To solve this problem, first we need to find the total mass of the first chloroform sample. The mass of each element in the first sample is given as: - Carbon: \(12.0 \mathrm{~g}\) - Chlorine: \(106.4 \mathrm{~g}\) - Hydrogen: \(1.01 \mathrm{~g}\) Total mass of the first chloroform sample can be calculated as: \[M_\text{total} = M_\text{C} + M_\text{Cl} + M_\text{H}\]

Now, we need to find the relative mass of each element in the sample, which can be found by dividing the mass of each element by the total mass. Relative mass of carbon: \[R_\text{C} = \frac{M_\text{C}}{M_\text{total}}\] Relative mass of chlorine: \[R_\text{Cl} = \frac{M_\text{Cl}}{M_\text{total}}\] Relative mass of hydrogen: \[R_\text{H} = \frac{M_\text{H}}{M_\text{total}}\]
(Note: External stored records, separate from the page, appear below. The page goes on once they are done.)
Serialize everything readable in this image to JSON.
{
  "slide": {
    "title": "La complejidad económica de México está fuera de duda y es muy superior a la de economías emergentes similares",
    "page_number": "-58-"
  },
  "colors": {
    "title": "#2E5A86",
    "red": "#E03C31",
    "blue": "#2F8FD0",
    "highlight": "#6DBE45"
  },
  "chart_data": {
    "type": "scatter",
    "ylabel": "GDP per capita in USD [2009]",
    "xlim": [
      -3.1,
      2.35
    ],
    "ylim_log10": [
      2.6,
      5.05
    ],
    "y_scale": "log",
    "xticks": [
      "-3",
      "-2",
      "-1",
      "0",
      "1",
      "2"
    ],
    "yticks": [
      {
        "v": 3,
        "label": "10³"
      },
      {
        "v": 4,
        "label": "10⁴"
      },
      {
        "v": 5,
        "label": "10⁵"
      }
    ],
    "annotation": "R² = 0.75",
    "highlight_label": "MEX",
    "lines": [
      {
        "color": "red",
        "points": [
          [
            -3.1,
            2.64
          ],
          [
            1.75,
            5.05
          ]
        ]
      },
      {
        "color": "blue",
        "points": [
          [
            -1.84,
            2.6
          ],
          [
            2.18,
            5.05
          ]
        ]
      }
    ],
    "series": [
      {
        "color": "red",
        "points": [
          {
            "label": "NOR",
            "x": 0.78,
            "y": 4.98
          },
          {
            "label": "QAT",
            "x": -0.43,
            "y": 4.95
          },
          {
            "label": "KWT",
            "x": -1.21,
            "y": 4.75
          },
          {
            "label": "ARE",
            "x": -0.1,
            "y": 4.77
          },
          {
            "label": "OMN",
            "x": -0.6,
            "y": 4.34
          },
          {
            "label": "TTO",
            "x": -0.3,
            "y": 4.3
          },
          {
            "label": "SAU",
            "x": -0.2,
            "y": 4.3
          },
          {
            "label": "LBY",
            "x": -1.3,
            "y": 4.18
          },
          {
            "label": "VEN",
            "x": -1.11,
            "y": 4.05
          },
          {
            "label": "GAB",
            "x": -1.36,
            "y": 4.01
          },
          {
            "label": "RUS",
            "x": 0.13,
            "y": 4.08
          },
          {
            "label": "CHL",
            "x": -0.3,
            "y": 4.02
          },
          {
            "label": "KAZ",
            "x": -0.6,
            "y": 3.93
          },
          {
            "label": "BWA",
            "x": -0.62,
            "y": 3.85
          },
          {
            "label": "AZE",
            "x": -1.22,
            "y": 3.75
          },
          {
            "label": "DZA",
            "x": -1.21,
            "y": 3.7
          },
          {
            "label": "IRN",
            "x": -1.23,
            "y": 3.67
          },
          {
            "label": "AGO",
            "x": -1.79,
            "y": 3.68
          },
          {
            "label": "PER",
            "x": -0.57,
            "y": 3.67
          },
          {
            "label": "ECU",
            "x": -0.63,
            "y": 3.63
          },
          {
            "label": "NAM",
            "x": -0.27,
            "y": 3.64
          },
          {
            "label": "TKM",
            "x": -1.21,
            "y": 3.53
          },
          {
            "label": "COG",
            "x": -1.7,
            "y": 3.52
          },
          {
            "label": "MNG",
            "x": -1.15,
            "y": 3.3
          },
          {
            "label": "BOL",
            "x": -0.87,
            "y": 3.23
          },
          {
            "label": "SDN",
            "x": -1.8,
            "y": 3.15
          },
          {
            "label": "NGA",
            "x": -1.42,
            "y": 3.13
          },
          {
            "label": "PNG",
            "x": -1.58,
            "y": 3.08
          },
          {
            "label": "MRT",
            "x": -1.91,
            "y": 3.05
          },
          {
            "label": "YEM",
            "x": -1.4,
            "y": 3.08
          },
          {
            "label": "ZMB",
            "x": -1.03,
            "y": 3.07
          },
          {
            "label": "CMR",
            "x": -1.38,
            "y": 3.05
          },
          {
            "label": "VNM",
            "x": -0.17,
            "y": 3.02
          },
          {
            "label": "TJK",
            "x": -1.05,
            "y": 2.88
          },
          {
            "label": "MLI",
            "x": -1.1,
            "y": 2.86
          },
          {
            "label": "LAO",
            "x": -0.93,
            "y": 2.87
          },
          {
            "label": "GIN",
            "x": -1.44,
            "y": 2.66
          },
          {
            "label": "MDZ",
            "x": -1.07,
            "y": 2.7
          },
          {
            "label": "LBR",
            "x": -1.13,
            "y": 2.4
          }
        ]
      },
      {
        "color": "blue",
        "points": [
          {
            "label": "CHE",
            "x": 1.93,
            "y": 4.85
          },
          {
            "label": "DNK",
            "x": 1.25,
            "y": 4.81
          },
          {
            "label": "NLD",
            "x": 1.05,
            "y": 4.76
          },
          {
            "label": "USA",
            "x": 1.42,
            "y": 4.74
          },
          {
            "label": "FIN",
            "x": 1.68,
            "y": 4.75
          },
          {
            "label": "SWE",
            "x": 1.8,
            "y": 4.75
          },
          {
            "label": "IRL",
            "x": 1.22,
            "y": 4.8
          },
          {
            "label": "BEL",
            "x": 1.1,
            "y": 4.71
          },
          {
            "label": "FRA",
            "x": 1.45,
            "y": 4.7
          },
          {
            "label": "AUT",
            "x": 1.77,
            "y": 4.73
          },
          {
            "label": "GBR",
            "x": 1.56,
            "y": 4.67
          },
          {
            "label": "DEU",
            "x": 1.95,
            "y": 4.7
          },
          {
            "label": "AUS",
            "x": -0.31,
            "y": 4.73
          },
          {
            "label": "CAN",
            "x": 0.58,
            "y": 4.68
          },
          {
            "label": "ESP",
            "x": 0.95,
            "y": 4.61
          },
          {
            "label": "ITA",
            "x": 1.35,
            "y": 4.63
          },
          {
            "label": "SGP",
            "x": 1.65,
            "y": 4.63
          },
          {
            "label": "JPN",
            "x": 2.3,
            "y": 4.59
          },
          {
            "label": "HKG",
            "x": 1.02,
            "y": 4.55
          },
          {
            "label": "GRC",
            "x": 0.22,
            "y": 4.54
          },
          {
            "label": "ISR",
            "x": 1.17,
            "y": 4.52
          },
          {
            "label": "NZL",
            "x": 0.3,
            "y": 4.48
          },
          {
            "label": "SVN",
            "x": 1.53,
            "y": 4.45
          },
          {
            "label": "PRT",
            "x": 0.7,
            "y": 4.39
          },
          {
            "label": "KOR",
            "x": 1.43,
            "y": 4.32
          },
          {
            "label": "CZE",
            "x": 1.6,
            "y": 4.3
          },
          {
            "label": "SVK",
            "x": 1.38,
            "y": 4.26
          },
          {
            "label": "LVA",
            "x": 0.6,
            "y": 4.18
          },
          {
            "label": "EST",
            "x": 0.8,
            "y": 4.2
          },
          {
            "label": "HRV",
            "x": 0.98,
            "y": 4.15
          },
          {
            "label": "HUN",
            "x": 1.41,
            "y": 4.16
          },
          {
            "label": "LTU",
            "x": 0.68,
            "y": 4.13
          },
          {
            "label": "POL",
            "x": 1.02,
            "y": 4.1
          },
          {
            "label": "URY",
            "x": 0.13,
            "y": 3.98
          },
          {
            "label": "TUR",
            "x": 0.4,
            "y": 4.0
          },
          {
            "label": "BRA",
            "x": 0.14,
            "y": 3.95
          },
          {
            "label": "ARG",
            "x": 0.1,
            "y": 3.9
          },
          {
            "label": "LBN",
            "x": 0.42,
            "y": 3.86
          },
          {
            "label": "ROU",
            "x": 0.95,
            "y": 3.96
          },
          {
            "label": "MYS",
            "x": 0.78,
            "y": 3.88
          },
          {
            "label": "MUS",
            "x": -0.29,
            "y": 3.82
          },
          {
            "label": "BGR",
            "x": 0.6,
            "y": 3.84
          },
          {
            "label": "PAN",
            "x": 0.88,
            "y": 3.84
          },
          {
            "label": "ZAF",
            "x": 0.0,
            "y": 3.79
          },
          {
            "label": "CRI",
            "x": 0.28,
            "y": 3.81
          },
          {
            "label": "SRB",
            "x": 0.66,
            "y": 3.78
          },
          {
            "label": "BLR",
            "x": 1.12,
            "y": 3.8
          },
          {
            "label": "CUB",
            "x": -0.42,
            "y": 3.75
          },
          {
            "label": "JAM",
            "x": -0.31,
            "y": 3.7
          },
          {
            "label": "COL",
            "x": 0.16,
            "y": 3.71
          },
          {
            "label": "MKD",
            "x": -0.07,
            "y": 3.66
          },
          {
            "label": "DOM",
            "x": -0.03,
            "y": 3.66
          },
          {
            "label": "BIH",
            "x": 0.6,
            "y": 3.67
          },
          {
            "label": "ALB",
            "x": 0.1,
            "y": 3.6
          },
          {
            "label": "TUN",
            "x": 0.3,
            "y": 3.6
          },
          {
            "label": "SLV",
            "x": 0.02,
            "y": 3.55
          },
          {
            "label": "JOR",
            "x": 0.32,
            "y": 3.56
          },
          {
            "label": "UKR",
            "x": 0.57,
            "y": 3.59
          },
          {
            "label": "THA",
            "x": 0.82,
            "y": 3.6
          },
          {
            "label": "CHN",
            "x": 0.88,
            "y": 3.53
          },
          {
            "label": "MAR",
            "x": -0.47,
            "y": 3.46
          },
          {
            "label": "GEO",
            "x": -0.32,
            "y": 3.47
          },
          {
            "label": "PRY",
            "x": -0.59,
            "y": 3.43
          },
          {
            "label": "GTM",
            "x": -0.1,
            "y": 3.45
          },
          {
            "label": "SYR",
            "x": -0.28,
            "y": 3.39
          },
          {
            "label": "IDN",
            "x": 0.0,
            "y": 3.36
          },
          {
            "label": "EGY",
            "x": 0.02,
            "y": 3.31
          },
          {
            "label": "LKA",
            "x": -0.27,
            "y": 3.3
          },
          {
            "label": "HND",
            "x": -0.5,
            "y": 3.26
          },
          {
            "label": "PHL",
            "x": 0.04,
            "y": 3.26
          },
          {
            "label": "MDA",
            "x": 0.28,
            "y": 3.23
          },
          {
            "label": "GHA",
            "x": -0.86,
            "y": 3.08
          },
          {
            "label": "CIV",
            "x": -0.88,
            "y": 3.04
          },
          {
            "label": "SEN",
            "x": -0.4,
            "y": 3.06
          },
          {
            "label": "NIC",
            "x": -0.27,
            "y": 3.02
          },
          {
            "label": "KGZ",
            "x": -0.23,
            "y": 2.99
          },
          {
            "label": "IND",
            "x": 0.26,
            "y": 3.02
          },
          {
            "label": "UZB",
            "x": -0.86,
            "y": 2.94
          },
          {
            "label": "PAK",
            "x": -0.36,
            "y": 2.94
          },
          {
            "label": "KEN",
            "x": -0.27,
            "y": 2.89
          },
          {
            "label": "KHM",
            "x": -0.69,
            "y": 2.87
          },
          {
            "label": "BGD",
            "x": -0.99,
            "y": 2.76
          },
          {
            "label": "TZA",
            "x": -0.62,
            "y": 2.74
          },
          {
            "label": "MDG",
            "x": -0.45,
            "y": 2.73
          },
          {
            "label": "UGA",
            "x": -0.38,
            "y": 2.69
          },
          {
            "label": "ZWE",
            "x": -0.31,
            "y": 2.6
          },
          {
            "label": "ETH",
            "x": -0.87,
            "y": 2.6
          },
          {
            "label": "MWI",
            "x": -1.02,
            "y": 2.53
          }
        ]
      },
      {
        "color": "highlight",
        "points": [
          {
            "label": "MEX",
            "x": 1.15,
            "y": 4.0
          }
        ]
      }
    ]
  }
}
Now, we need to use the relative masses and the mass of carbon in the second chloroform sample to calculate the total mass of the second sample. We are given the mass of carbon in the second sample: - Carbon: \(30.0 \mathrm{~g}\) Applying the relative mass ratio for each element we derived in step 2: - Chlorine: \(R_\text{Cl} \times M_\text{total} = M_\text{Cl}\) - Hydrogen: \(R_\text{H} \times M_\text{total} = M_\text{H}\) Now combine these equations: \[M_\text{total} = M_\text{C} + M_\text{Cl} + M_\text{H}\] \[M_\text{total} = 30.0 \mathrm{~g} + R_\text{Cl} \times M_\text{total} + R_\text{H} \times M_\text{total}\] Solve the equation above for the total mass of the second chloroform sample: \[M_\text{total} = \frac{30.0 \mathrm{~g}}{1 - R_\text{Cl} - R_\text{H}}\]